In a few days a Constitution Bench headed by Kapadia will decide on the Presidential Reference made to it after the SC quashed 122 telecom licences and asked the government to conduct auctions to allocate natural resources. He is also expected to frame guidelines for the media on reporting on matters that are being heard in court.
Chief Justice Kapadia will be remembered for some of the landmark judgements he delivered. And the way he lived as a judge will never be forgotten. It can only be called exemplary. In a now famous and widely quoted letter that he wrote to former Justice VR Krishna Iyer, Kapadia said: “I come from a poor family. I started my career as a class IV employee and the only asset I possess is integrity...’’
The destiny of Sarosh Homi Kapadia was uncertain when he was born on September 29, 1947 in a nation that came into existence barely six weeks before him.
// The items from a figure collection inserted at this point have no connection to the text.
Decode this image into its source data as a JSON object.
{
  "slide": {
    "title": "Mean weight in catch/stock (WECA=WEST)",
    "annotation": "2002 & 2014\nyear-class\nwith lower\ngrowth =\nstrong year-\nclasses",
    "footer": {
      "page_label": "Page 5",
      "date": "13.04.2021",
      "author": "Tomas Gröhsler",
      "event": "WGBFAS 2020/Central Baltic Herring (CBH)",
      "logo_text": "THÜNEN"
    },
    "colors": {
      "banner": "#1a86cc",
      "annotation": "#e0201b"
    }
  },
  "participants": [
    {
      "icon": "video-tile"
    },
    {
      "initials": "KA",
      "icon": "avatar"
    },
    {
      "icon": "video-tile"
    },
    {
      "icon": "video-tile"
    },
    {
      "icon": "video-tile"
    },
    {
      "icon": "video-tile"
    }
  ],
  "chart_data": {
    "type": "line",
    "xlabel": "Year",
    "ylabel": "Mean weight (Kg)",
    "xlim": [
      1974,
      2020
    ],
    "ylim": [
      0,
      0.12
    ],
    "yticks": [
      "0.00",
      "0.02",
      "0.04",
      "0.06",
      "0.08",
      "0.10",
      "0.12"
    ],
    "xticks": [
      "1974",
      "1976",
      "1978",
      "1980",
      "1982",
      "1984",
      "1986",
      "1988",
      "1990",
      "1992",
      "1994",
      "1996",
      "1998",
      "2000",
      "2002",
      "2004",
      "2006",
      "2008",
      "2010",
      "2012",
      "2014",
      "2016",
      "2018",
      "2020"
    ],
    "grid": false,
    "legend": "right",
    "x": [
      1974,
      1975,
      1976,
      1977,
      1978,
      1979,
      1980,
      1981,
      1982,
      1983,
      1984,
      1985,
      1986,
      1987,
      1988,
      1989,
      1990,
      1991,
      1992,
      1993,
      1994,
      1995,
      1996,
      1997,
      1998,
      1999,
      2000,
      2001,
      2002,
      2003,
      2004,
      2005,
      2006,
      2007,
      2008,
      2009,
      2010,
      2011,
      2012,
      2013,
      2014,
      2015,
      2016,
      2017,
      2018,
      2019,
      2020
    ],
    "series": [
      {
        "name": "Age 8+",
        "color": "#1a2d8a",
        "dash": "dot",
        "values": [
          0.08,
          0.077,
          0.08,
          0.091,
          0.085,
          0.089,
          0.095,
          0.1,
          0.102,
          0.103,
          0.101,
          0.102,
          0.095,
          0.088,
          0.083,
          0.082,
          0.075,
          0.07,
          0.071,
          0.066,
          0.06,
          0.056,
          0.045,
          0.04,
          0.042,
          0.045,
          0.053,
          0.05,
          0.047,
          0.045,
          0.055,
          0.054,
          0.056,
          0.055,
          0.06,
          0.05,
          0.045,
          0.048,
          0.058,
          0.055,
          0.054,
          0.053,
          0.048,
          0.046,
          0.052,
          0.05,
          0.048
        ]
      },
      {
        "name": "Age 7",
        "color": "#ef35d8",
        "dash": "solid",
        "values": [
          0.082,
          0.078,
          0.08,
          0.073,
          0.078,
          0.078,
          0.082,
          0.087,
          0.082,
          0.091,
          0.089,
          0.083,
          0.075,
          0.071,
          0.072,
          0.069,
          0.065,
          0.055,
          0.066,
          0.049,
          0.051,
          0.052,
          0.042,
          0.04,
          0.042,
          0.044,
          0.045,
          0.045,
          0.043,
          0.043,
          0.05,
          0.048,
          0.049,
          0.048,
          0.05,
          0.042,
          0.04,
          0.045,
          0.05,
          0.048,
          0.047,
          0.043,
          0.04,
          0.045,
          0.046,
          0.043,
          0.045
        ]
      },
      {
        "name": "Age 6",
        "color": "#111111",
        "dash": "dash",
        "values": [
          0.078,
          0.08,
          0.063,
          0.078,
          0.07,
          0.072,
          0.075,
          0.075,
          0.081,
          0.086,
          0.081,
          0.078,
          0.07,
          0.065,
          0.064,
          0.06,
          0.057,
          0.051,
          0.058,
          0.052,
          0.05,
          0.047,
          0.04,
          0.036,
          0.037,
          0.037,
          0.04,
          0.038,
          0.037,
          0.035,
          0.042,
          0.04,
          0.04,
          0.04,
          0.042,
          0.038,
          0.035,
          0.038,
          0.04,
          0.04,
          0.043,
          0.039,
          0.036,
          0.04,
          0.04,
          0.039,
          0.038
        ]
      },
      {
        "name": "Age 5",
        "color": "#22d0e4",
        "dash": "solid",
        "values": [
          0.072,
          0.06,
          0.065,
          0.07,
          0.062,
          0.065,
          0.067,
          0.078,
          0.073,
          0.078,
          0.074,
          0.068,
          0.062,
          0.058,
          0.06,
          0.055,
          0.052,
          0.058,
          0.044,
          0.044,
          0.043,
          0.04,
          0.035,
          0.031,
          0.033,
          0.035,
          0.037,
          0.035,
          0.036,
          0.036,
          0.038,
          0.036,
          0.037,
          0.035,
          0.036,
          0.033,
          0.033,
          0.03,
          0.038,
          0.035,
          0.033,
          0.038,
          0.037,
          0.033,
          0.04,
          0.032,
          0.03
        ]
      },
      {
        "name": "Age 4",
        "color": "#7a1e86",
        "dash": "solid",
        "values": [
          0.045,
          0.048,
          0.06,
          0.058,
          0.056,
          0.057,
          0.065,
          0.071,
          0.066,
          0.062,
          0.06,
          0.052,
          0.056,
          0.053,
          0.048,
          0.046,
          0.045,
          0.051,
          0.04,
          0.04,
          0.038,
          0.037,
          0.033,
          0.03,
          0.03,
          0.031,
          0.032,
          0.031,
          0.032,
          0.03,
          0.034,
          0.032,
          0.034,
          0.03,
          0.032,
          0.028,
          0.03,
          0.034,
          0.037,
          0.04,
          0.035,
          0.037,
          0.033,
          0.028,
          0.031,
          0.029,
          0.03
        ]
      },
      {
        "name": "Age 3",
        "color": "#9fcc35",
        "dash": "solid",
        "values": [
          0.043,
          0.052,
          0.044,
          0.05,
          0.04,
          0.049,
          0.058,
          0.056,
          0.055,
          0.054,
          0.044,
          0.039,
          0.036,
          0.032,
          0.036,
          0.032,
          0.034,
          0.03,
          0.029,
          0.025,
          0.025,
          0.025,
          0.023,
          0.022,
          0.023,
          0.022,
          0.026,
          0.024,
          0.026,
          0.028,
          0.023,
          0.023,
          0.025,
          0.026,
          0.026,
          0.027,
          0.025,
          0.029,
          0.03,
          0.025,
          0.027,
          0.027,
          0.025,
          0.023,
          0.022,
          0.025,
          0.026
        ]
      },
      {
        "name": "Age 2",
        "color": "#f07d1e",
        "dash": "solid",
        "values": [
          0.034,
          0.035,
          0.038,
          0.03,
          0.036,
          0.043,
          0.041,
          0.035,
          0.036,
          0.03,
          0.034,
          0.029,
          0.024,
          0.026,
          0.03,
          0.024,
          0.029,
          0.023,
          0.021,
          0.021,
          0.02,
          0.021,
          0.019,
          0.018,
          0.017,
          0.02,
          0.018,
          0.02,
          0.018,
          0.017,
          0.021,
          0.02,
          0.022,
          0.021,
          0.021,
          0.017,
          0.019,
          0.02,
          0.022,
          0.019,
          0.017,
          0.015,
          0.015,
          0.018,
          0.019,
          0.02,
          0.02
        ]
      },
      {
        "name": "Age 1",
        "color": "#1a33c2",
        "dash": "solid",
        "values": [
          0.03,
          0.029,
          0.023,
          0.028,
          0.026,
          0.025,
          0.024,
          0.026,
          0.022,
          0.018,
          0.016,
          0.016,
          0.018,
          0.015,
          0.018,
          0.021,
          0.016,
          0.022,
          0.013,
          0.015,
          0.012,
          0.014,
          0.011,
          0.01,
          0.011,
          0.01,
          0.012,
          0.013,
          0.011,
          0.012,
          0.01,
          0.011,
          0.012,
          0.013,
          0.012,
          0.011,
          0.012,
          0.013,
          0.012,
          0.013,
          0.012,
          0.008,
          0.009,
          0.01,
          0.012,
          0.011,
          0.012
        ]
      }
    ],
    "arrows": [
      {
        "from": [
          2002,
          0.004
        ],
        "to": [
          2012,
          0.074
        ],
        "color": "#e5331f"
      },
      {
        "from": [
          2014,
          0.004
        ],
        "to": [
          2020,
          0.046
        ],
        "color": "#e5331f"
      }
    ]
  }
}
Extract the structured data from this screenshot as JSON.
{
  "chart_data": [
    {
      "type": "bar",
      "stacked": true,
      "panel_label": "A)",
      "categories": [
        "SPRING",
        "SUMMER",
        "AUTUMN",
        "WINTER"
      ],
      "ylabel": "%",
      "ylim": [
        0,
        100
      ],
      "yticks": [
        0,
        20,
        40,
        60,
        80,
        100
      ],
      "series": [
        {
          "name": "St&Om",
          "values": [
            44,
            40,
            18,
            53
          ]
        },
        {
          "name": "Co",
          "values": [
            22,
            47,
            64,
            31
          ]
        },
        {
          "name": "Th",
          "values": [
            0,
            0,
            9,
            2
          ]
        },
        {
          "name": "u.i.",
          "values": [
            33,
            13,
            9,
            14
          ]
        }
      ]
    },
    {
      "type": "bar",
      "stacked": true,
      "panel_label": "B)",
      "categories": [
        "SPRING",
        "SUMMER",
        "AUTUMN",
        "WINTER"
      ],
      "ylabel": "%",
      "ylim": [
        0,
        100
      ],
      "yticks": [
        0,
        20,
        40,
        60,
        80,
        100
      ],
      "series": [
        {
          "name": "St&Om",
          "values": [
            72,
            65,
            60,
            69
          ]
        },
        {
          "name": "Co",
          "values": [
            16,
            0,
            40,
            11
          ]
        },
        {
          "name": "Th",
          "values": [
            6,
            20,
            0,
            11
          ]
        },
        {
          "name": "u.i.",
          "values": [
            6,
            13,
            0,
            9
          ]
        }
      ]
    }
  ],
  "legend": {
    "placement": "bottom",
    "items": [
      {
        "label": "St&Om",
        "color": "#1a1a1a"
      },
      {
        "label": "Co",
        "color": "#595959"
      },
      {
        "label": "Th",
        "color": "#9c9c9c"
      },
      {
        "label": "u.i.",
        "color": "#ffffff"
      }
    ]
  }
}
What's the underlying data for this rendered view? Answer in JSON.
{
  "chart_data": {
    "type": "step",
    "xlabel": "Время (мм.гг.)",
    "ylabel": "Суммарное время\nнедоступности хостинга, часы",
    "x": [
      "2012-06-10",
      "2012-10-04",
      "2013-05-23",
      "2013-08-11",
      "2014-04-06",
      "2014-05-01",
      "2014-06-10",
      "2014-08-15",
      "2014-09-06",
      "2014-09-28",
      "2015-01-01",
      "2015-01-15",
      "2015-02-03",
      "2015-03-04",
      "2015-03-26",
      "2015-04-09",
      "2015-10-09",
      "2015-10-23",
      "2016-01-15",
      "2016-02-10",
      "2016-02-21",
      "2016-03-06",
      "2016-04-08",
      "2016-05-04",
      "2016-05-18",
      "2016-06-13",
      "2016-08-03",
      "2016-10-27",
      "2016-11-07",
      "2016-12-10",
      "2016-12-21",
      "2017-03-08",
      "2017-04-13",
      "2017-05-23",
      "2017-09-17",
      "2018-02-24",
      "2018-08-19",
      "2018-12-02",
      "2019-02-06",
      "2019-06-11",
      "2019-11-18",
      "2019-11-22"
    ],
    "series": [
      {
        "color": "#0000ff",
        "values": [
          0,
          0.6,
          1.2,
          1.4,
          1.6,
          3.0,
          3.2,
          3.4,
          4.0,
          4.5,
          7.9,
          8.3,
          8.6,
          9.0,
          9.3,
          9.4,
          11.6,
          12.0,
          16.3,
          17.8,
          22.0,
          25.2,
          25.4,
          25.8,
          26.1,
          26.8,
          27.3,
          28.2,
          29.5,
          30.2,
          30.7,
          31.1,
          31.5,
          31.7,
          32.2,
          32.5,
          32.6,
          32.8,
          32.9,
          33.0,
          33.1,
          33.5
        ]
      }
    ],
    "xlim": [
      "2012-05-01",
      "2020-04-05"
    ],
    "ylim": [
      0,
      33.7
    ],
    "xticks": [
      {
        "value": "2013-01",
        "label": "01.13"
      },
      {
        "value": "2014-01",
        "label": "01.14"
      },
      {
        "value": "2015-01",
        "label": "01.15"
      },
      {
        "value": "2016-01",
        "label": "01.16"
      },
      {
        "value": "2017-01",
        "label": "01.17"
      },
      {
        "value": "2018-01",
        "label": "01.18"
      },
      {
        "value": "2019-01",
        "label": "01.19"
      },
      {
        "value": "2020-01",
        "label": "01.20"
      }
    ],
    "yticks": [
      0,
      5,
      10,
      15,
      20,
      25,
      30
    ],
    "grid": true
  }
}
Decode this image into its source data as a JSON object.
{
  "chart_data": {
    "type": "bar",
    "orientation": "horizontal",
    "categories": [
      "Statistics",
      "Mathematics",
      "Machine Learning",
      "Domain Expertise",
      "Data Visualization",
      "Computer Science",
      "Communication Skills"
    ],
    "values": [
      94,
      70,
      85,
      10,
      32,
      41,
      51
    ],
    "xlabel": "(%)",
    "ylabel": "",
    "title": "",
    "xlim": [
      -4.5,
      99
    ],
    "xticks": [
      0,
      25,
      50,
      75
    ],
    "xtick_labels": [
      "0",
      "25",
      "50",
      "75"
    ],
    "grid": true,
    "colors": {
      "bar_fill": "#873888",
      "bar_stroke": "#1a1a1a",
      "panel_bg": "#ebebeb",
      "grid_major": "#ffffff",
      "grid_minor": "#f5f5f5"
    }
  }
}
Not many people in the world who watched the birth of India gave it a chance as a democracy. The odds were stacked against Kapadia at birth because unlike the illustrious Parsis of Bombay, his father had grown up in a Surat orphanage and had worked as a lowly defense clerk. His mother Katy was a homemaker. The family could barely make ends meet but that did not weaken their robust values.
“My father taught me not to accept obligations from anyone, and my mother taught me the ethical morality of life,’’ Kapadia recalled at a Bombay Parsi Panchayet felicitation when he became CJI. Young Sarosh, however, had decided that he would make his own destiny. He wanted to become a judge and nothing else.
At the felicitation, Panchayet trustee Khojeste Mistree talked about his student days. Kapadia would walk down Narayan Dhabolkar Road in Mumbai, past the Rocky Hill flats, where a number of judges lived, and dream that one day he would progress from being an advocate to becoming a judge and have the honour of living in those very same salubrious surroundings, Parsi Khabar, an online community web site, reported Mistree as saying.
Many years later, when Kapadia became a judge at the Bombay High Court, he always sat in court room number three on the ground floor, which perplexed many because as judges rose in seniority they also moved up the courthouse building. Kapadia revealed the reason why he was fond of the room when he was invited to tea at the Bar just before taking over as the Chief Justice of the Uttaranchal High Court in 2003. Early in his career as a low-grade employee, he used to end up at the Fountain area near the court for work. He didn’t have anywhere to go to spend his lunch break. For three years lunch often used to be a small cone of roasted chana (gram) and courtroom number three was the place to relax because it let in good breeze. A lawyer in Mumbai who was present says that Kapadia recalled how his interest in law was fuelled by the sessions in that courtroom.
Kapadia began his career as a grade four employee with Behramjee Jeejeebhoy where his main job was to deliver case briefs to lawyers. Behramjee Jeejeebhoy was the owner of seven villages in Bombay and had a lot of land revenue as well as a number of land-related disputes to settle. Those cases were handled by Gagrat and Company where a young lawyer, Ratnakar D Sulakhe, used to work.